XIX. yüzyıldan itibaren ise, bir derebeyi şeklindeki aile grupları ve aşiretlerin iskanı meselesi için çalışmalar yapılırken, diğer taraftan, artık tama-men içe doğru başlayan muhacir akını ile meşgul olmak durumu ortaya çıkmıştır. Bunun için muhacirin komisyonu kurulmuş, devlet bu yüzyıldan itibaren iskan politikasını daha sistemli olarak yürütmüştür.

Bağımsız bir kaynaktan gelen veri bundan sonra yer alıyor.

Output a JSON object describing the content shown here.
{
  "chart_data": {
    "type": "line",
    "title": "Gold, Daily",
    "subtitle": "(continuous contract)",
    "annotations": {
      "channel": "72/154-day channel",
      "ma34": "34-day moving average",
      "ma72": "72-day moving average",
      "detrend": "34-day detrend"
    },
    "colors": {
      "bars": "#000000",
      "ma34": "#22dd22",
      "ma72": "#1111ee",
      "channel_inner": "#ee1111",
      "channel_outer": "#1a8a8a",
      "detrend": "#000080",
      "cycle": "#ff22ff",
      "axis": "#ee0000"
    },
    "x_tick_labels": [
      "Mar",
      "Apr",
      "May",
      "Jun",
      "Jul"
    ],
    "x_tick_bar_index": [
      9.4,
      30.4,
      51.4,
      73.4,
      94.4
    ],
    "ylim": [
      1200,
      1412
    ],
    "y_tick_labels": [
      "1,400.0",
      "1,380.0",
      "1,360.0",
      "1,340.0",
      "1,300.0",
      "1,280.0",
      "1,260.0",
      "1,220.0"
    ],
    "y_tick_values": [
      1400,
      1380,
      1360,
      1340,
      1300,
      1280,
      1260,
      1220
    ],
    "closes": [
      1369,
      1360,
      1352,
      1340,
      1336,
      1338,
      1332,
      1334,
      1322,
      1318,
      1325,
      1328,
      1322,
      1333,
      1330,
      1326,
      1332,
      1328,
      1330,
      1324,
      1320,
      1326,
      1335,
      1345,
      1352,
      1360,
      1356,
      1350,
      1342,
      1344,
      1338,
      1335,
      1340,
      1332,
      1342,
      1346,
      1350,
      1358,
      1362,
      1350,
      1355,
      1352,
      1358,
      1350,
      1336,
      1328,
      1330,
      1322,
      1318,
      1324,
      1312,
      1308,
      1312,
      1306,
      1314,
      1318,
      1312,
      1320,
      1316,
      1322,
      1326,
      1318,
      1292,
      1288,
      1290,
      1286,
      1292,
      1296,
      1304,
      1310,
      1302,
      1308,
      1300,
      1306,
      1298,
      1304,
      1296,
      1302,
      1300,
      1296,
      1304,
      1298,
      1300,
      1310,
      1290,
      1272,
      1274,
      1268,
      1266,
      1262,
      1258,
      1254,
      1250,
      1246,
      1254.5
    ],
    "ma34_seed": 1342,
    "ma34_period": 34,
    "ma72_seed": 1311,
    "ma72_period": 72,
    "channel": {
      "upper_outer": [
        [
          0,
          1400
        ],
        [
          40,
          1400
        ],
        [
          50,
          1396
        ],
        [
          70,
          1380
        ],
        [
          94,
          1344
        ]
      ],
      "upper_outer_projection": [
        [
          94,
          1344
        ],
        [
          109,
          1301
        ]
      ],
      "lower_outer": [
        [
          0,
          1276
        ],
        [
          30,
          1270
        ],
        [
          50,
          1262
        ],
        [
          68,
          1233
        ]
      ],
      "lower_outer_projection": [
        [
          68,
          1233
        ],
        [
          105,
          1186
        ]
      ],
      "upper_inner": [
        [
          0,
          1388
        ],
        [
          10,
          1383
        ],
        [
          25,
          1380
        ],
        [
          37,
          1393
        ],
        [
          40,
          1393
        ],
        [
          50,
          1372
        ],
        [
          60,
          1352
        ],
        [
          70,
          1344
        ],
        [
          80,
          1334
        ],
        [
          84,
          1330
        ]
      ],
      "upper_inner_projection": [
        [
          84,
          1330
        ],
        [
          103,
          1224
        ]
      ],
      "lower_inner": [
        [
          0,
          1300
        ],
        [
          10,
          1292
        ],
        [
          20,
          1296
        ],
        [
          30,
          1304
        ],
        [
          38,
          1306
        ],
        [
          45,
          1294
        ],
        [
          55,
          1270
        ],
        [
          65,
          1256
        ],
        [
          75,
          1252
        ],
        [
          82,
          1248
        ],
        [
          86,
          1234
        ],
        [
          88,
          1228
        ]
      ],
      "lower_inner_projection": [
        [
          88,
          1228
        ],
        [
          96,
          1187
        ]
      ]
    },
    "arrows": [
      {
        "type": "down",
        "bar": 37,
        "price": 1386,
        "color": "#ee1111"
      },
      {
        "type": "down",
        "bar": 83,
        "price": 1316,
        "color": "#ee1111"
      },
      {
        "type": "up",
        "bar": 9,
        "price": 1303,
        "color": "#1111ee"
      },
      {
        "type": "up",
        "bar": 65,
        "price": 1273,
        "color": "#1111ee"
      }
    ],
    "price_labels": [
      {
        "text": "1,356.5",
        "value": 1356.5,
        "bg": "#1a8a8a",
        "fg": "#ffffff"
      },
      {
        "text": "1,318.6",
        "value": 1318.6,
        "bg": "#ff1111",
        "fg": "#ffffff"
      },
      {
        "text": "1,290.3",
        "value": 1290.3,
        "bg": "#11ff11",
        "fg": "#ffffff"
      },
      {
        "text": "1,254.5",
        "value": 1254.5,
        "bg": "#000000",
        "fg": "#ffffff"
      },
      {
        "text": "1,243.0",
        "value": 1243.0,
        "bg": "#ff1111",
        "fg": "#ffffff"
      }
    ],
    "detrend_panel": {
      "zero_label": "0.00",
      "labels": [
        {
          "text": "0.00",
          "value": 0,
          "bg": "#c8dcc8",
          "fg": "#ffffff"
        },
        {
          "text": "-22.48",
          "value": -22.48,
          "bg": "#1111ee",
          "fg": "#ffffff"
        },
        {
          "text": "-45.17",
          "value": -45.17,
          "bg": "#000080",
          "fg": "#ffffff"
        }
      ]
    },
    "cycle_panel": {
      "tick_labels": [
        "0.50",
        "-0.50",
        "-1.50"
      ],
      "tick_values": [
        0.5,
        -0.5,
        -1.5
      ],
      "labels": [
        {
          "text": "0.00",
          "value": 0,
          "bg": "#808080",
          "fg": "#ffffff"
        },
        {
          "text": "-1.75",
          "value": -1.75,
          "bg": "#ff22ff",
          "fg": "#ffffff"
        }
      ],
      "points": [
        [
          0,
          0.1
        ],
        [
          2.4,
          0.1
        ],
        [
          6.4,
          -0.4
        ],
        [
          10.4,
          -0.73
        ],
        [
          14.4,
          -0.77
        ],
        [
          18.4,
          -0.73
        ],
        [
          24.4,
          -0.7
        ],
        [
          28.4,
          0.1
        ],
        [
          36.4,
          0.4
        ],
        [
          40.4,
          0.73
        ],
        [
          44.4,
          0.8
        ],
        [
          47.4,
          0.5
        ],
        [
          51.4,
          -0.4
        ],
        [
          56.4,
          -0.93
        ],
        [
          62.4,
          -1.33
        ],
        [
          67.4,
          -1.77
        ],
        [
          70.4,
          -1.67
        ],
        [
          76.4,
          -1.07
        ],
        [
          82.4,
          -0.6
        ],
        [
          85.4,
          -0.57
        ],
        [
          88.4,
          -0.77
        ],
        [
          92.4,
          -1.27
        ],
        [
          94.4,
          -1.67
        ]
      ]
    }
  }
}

Osmanlıların takip ettikleri bu umumi iskan siyasetini belirttikten sonra şimdi de, meseleye daha da açıklık vermek üzere, kuruluş devrinden itibaren takip edilen iskan metodu üzerinde de kısaca durmak istiyoruz:

Kuruluş devrinde birçok tarikata mensup idealist dervişlerin önderliğinde başlayan ilk iskan hareketleriyle birlikte, yeni alınmış yerlere ahali sürgün ederek, muhtelif yerlerde vakıflar tesis ederek ve müstakil derbend tesisleri kurup buralara ahali yerleştirmek suretiyle özetlenebilen bir iskan politikası takip edilmiştir.

Kuruluş devrinde, ordunun ardından veya onlarla birlikte hareket eden tarikat mensubu birçok dervişin, ıssız yerlerde yolların geçtiği önemli mevkilere zaviyeler ve tekyeler inşa etmesiyle ilk teşebbüsler başlamış, kurulan bu tekye ve zaviyeler ilk iskan nüvelerini teşkil etmiştir. Mesela Rumeli´yi bu şekilde iskan eden Sarı Saltuk ile Bursa´nın fethinde rol oynayan Geyikli Baba´yı zikr edebiliriz.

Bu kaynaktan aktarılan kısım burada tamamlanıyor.